Margaret is exactly right. It is quite deliberate. The most outrageous errors are routinely ignored (see Roache for example). The classic example of police behaviour is the case of Anver Sheikh ; rather than prosecute the claimants for perjury the Police helped them ‘fix’ their story and successfully reprosecuted Mr Sheikh (he was let out later after yet more obvious dishonesty the Police couldn’t be bothered to check was found).
Many of these prosecutions are historic of parents and carers. It is actually far more likely a teacher or carer would make an error ; a teacher or carer sees far more children than a child sees teachers or carers.
These farces have been going on for years. Savile et al have simply brought it more into the limelight. It is often simply a collusion between corrupt and dishonest Police attempting to justify their existence, criminals after money, and the mentally damaged who will pretty much say anything on demand.
At last, a blog that mentions the ‘Evidential Test’, the ‘CPS code of Practice’ and, better still, mentions Sir Jimmy Savile NOT ONCE – Thank You !
In the general run of Crime there is always an obvious victim of crime isn’t there. If someone is beaten up, they carry the injuries. If their house is burgled they have stuff missing. He or she is not just a complainant they ARE a victim. Even if we eventually deem the accused as unable to be deemed guilty beyond a reasonable doubt, the victim remains a victim. Of a crime.
Had Sir Jimmy Savile been prosecuted in 2009, and assuming his not guilty plea, then the court and jury would not really have been weighing up whether or not he was guilty, but rather, they would have been determining whether any crime had occurred at all. If no crime was deemed to have been committed then there could be no longer be a victim, and therein lies the rub.

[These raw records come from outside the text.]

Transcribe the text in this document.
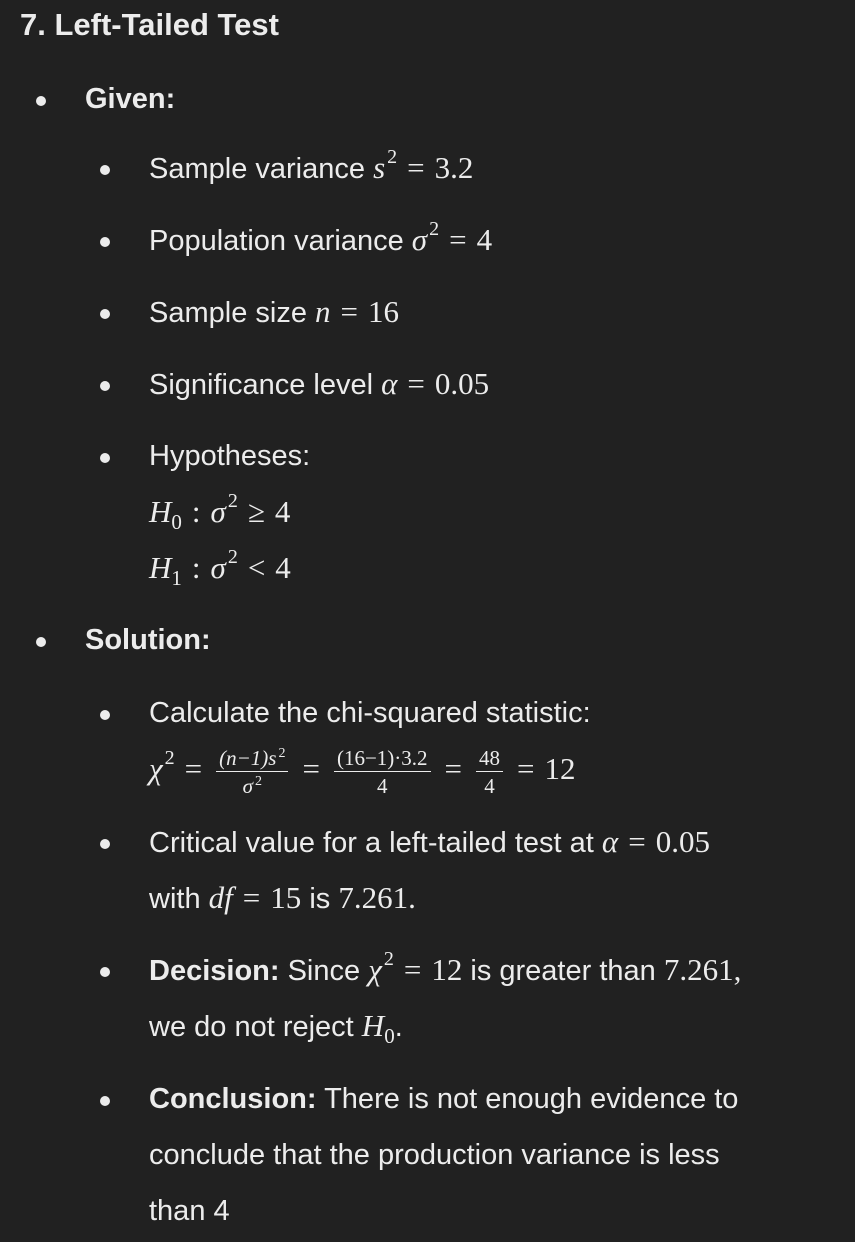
7. Left-Tailed Test
Given:
Sample variance s $^2$ = 3.2
Population variance σ $^2$ = 4
Sample size n = 16
Significance level α = 0.05
Hypotheses:
$H_0$ : σ $^2$ ≥ 4
$H_1$ : σ $^2$ < 4
Solution:
Calculate the chi-squared statistic:
χ $^2 = \frac{(n-1)s ^2}{\sigma ^2} = \frac{(16-1)\cdot 3.2}{4} = \frac{48}{4} = 12$
Critical value for a left-tailed test at α = 0.05
with df = 15 is 7.261.
Decision: Since χ $^2$ = 12 is greater than 7.261,
we do not reject $H_0$.
Conclusion: There is not enough evidence to
conclude that the production variance is less
than 4
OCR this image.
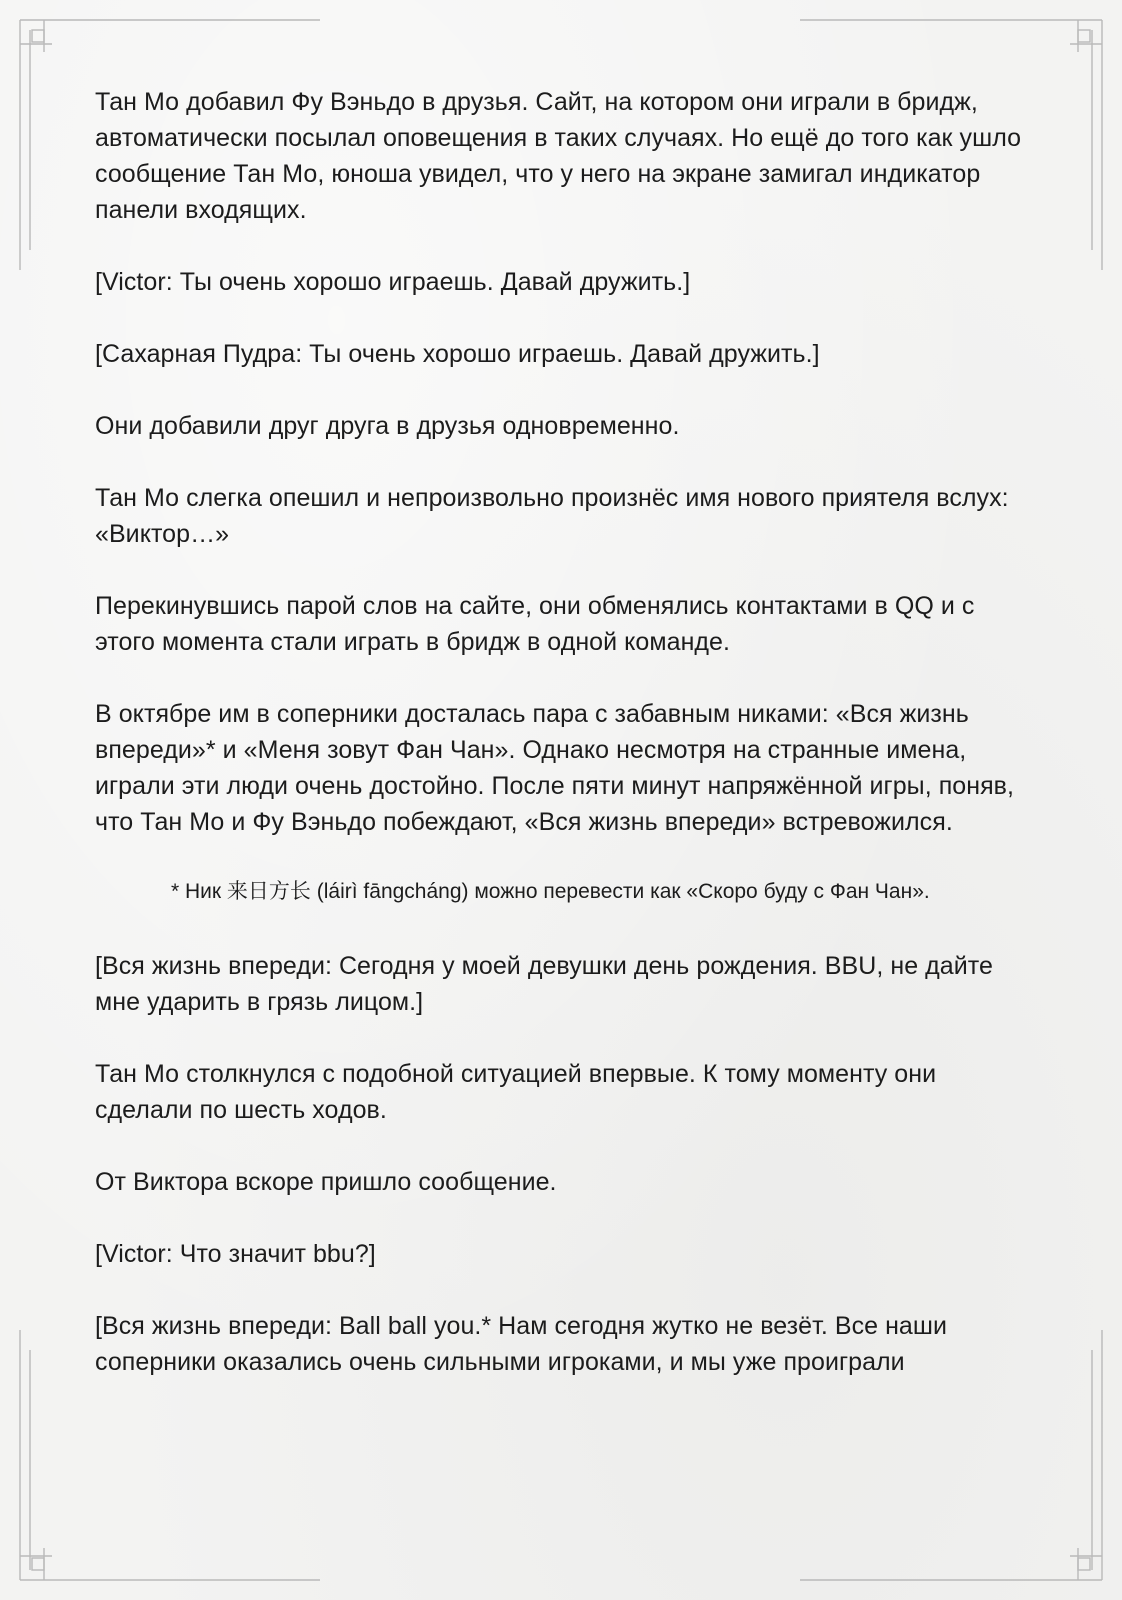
Тан Мо добавил Фу Вэньдо в друзья. Сайт, на котором они играли в бридж, автоматически посылал оповещения в таких случаях. Но ещё до того как ушло сообщение Тан Мо, юноша увидел, что у него на экране замигал индикатор панели входящих.

[Victor: Ты очень хорошо играешь. Давай дружить.]

[Сахарная Пудра: Ты очень хорошо играешь. Давай дружить.]

Они добавили друг друга в друзья одновременно.

Тан Мо слегка опешил и непроизвольно произнёс имя нового приятеля вслух: «Виктор…»

Перекинувшись парой слов на сайте, они обменялись контактами в QQ и с этого момента стали играть в бридж в одной команде.

В октябре им в соперники досталась пара с забавным никами: «Вся жизнь впереди»* и «Меня зовут Фан Чан». Однако несмотря на странные имена, играли эти люди очень достойно. После пяти минут напряжённой игры, поняв, что Тан Мо и Фу Вэньдо побеждают, «Вся жизнь впереди» встревожился.

* Ник 来日方长 (láirì fāngcháng) можно перевести как «Скоро буду с Фан Чан».

[Вся жизнь впереди: Сегодня у моей девушки день рождения. BBU, не дайте мне ударить в грязь лицом.]

Тан Мо столкнулся с подобной ситуацией впервые. К тому моменту они сделали по шесть ходов.

От Виктора вскоре пришло сообщение.

[Victor: Что значит bbu?]

[Вся жизнь впереди: Ball ball you.* Нам сегодня жутко не везёт. Все наши соперники оказались очень сильными игроками, и мы уже проиграли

In order to find a person not guilty of an historical crime, we are forced to call the claimant a liar, because what we are actually saying is: the crime never happened – thus – the complainant made the story up.
This changes the whole moral basis for the jury quite considerably doesn’t it, because in order to find one person innocent they are forced to find another person “guilty”, whether that is what they want to do or not. What happens if they feel they have a reasonable doubt about both claimant and accused?
This fundamental difference seems to me to be a major fault-line for British justice. If there is no evidence other than testimony, how on earth is a jury to form a judgement on such a divisive matter. Without some objective evidence, on what basis can the jury make the decision? Toss a coin? Stick pins in a doll? Decide who is the best actor? Or wait for tired, helpless people to plead guilty, just to get the whole hopeless thing over with.